23.02.2011Press Release Munich
For the first time following the launch of MINI Connected, the BMW Group is now also offering select iPhone applications for integrated use in a BMW. This capability sees the already extensive range of BMW ConnectedDrive features enhanced by a function hitherto unmatched by the competition. With this offer, BMW is once again underlining its leadership role in the field of in-car integration technology. The new option is designed to improve the integration of the Apple iPhone in the car and will be available from spring 2011 to coincide with the launch of the new BMW 1 Series Coupé and the new BMW 1 Series Convertible. The special option will cost €150.
BMW Connected app: listen to web radio, send and receive Facebook and Twitter posts.
With the BMW Connected app, functions such as web radio, Facebook and Twitter can be shown on the car's display and be operated by means of the iDrive Controller.
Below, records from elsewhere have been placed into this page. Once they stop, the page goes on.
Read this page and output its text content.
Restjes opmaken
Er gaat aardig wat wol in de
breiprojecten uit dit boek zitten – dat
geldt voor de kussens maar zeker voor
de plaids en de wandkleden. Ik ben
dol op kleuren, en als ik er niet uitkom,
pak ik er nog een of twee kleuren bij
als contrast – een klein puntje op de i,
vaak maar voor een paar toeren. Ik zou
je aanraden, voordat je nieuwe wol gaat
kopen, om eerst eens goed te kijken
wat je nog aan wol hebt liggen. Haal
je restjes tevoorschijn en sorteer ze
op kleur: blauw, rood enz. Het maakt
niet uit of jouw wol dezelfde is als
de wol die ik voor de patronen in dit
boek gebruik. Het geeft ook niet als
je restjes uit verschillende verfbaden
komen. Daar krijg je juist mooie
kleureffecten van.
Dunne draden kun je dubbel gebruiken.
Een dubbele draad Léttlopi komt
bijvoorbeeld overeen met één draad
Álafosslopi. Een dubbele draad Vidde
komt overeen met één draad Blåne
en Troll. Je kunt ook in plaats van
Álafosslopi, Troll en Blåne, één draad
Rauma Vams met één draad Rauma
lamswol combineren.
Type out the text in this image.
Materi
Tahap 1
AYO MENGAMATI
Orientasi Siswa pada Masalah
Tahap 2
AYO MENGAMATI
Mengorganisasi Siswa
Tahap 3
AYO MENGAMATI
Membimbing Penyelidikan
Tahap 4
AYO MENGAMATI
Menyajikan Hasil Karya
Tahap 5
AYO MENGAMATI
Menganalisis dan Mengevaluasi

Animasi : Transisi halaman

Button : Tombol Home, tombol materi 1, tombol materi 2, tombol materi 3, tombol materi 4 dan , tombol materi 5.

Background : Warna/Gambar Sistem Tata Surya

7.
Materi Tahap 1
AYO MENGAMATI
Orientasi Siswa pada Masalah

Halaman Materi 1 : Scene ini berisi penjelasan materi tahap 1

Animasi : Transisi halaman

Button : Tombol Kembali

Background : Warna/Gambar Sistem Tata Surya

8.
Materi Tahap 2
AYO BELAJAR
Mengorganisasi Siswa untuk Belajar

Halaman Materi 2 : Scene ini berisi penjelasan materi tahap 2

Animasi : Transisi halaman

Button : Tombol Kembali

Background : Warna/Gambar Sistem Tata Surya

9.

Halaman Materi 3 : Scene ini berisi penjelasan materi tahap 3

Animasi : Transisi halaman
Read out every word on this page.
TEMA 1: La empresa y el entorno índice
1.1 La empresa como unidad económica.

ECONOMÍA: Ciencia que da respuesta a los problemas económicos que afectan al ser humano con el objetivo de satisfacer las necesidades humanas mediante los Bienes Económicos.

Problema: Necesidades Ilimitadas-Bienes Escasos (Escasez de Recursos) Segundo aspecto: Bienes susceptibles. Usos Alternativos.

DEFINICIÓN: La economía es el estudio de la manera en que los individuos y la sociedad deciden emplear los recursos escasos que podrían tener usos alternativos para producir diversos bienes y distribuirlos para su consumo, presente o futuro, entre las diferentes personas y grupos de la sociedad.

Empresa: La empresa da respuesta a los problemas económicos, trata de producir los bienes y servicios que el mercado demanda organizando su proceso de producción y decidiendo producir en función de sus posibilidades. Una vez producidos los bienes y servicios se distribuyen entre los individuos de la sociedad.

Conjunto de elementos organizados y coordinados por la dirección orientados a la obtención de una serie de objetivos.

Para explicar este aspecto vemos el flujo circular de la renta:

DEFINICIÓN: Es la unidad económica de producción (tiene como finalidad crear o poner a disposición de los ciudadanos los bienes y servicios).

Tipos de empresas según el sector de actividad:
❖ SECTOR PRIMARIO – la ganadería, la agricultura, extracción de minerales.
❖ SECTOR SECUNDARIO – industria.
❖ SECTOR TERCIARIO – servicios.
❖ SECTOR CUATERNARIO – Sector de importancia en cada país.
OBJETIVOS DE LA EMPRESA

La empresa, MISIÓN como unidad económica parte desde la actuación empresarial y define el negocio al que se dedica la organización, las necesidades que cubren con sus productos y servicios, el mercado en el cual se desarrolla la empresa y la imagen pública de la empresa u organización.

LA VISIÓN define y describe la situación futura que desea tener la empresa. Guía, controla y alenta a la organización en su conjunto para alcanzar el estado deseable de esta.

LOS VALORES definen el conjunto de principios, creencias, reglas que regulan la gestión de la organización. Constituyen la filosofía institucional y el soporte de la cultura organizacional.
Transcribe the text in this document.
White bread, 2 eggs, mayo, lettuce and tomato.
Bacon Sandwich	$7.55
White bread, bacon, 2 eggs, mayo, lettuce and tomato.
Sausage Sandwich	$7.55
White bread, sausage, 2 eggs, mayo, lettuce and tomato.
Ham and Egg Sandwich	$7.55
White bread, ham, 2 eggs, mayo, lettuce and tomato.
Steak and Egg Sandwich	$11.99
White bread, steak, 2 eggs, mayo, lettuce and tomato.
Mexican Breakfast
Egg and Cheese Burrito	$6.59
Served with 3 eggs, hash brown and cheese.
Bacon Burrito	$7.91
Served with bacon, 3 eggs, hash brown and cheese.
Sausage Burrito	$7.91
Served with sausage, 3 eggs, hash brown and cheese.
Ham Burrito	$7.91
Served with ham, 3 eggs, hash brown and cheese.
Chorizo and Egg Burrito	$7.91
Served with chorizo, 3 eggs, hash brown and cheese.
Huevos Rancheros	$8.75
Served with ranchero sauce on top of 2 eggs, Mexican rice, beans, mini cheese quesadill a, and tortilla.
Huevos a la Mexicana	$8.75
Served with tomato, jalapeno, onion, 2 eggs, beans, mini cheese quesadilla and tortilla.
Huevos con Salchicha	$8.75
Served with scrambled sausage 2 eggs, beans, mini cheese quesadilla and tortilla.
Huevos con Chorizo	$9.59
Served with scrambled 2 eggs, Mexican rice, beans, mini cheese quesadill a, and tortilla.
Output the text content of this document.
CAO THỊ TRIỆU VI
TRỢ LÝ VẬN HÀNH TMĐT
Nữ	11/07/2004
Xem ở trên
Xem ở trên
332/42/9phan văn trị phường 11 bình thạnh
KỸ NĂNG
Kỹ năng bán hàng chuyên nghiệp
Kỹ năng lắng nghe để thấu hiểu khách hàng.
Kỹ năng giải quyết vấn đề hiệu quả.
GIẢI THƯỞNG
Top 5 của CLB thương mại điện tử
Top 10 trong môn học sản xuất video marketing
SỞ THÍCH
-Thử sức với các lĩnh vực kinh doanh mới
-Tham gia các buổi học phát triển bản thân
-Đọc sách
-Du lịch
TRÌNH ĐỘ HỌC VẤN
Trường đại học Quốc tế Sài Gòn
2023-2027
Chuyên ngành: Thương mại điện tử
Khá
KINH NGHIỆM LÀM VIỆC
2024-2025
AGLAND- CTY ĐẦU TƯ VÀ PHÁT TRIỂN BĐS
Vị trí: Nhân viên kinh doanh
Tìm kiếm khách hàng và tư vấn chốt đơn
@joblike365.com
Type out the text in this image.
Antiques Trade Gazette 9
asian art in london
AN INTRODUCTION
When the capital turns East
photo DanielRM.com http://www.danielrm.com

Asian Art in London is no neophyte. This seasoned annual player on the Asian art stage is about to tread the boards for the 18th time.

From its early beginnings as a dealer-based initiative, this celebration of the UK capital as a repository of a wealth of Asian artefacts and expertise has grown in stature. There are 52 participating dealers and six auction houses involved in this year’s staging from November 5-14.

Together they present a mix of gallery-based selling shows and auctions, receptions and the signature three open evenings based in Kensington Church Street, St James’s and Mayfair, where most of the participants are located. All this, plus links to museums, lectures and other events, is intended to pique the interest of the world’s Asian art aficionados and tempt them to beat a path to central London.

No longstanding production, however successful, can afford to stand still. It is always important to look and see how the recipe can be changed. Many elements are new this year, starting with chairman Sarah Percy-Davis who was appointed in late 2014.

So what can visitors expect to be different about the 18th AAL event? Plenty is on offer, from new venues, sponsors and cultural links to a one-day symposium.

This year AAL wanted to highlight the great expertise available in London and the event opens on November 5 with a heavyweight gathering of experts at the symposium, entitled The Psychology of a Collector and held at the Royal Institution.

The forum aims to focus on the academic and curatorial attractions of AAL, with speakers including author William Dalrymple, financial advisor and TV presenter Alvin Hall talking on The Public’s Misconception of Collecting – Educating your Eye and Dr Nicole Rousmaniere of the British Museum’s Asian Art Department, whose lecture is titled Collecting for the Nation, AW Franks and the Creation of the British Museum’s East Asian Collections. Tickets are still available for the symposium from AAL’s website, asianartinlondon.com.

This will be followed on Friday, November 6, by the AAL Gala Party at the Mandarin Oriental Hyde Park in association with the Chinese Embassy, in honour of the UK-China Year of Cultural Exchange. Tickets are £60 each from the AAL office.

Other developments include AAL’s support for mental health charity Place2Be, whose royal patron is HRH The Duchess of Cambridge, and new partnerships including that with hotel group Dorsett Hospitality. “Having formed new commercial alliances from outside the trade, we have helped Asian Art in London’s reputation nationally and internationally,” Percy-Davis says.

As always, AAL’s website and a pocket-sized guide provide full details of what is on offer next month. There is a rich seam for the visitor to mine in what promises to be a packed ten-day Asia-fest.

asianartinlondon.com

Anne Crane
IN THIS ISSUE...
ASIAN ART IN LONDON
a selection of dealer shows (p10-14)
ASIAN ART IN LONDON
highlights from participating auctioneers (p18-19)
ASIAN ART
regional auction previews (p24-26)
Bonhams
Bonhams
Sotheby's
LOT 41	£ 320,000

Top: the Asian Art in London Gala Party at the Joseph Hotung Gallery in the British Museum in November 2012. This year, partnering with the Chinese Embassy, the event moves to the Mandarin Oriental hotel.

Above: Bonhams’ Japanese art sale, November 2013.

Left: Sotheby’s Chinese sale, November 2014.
In addition to the new special option Apps, the requirements for this function are Bluetooth connectivity and the Navigation system Professional (both special options), as well as an iPhone with the BMW Connected app, which can be downloaded free of charge in the Apple App Store. If the iPhone is connected to the car via the USB socket or snap-in adapter, the content of the BMW Connected app appears on the display, which is ideally positioned in the driver's line of vision. This means drivers can leave their iPhone in the holder and keep up with personal Facebook or Twitter posts in comfort and safety via the large vehicle display. Using preformulated text modules, which can be individually defined and stored in the iPhone app, the app can also be used to call up vehicle information such as current speed, outside temperature or navigation destination, enabling the driver to reply to new posts and messages from the car at any time.